Something told me that sharing would or could be conflicting for myself and for others. See I knew there was a reason I was afraid to share. Folks I am not about to slit my wrists. I just want the spiritual me to project a lil more...and spiritual does not mean religious so don't get it twisted. It's about balancing mind and body .... will and intent. It's about knowing that the most basic function, breathing in and breathing out, can enable a little somethinig called clarity. Instead of putting colors all over the picture to dilute (better yet over dramatize and unrealistically beautify) the reality, I want to see it in black-and-white for a spell.

As an aside, I just switched webhosts so I don't know when the domain will point to the new location.

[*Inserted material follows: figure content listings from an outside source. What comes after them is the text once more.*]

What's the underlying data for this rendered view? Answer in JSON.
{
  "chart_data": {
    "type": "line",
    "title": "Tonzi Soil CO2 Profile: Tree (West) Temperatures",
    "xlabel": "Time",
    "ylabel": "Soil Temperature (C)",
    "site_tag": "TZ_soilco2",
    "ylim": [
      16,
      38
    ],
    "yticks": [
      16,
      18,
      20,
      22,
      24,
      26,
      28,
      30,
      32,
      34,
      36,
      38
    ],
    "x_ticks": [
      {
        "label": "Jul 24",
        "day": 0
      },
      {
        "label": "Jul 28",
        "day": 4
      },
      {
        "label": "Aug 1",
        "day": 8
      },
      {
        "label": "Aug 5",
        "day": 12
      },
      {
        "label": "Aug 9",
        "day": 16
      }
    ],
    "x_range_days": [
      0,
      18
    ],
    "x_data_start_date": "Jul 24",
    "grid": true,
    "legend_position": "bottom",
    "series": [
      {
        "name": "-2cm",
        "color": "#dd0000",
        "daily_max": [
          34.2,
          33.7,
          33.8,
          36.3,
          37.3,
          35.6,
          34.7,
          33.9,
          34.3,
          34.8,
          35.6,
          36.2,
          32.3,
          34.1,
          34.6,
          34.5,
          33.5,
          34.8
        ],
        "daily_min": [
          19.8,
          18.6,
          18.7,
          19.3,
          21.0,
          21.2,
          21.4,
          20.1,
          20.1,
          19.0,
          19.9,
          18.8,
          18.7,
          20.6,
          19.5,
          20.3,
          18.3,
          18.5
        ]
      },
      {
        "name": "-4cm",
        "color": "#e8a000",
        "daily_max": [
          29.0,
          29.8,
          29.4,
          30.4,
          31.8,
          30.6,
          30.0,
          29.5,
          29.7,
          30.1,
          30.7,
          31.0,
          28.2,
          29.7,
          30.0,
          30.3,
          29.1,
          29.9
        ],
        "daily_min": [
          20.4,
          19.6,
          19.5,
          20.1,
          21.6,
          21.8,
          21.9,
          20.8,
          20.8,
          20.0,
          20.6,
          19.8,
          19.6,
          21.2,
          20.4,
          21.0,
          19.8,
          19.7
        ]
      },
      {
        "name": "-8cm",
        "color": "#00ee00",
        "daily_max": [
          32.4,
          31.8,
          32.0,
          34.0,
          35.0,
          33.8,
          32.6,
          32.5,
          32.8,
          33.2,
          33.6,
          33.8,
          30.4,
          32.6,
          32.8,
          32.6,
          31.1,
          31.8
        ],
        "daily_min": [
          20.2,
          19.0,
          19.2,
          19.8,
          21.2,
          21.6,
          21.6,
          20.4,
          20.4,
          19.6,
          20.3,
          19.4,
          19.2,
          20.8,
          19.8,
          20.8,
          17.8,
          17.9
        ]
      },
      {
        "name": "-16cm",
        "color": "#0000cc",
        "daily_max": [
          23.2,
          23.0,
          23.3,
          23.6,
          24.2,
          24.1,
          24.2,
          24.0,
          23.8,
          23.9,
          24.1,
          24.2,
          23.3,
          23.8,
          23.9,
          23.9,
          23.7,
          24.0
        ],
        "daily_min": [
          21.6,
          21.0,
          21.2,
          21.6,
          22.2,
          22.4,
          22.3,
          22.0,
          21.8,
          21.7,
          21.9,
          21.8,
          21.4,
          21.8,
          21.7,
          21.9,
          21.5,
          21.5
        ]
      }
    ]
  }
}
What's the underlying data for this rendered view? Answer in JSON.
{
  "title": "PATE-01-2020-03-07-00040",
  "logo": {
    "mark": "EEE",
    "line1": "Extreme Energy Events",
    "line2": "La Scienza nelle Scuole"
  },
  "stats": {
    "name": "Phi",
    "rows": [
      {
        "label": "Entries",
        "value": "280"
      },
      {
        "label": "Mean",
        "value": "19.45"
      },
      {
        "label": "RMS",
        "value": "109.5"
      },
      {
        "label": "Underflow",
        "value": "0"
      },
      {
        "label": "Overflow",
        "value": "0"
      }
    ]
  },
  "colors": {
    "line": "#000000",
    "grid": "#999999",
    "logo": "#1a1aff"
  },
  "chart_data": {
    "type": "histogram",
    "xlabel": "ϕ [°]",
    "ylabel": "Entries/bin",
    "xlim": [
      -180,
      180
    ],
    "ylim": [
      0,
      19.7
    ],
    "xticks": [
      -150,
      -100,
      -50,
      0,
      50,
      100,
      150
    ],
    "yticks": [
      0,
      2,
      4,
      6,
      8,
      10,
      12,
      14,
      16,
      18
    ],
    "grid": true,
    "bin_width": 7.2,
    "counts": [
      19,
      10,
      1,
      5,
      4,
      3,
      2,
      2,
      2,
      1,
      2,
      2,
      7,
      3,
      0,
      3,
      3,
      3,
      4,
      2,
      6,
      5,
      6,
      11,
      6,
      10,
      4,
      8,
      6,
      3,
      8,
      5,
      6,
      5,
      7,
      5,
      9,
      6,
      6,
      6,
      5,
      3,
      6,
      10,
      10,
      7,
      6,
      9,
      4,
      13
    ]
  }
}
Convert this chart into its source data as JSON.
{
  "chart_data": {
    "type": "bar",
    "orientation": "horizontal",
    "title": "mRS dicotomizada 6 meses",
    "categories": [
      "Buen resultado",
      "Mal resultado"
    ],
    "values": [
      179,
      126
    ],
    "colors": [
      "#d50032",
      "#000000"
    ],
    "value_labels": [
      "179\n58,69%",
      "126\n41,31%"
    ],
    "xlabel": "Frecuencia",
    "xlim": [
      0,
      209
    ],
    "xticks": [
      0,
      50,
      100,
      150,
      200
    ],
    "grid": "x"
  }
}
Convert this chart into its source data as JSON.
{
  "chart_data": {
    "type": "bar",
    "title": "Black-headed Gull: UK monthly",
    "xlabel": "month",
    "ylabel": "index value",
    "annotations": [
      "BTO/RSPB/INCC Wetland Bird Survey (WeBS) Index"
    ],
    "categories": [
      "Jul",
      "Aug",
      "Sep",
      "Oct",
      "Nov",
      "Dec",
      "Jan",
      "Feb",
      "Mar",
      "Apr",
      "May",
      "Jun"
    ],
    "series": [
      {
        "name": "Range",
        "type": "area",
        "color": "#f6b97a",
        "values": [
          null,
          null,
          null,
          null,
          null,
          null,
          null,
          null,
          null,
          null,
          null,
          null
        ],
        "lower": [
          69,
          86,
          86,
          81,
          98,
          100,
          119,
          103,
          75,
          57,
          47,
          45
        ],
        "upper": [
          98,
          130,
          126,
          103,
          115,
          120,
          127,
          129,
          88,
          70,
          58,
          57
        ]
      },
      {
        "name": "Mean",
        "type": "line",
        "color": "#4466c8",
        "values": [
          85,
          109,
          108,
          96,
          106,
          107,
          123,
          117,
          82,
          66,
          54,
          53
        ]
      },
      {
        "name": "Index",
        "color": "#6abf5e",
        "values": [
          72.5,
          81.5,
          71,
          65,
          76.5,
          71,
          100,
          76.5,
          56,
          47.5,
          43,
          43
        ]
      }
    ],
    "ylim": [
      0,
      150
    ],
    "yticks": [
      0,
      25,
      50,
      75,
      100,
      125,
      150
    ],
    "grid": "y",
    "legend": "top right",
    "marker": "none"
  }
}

And I bought some new domains, lynnedjohnson.org and lynnedjohnson.net, which for the time being will be parked at lynnedjohnson.com, that is until I can find or find time for something else to do with them. So if it takes more than a week for me to post again, don't worry about a sistah' ... I'm growing...inside...and hopefully it's enabling me to spread a lil' light on the outside.

In my absence, check my links, perhaps some of the other bloggers I'm linked to might interest you. If that's not enough, search my diary archive, or check out some of the other pages on this site, linked on the left nav over there. I write in other places too, you know. And for those of you who've been around a minute waiting for me to unleash that site design that's been sitting in development forever, or hoping I hook up with Donald to give this joint a face lift, maybe when I return...I'll have something in store. Then again, if you've been following me long enough, you know there are times when I say I won't be around here posting that I end up being most prolific. Two years + is a long time to continue trying to churn out something fresh and interesting, even if no one else was reading. Aight, I'm ghost.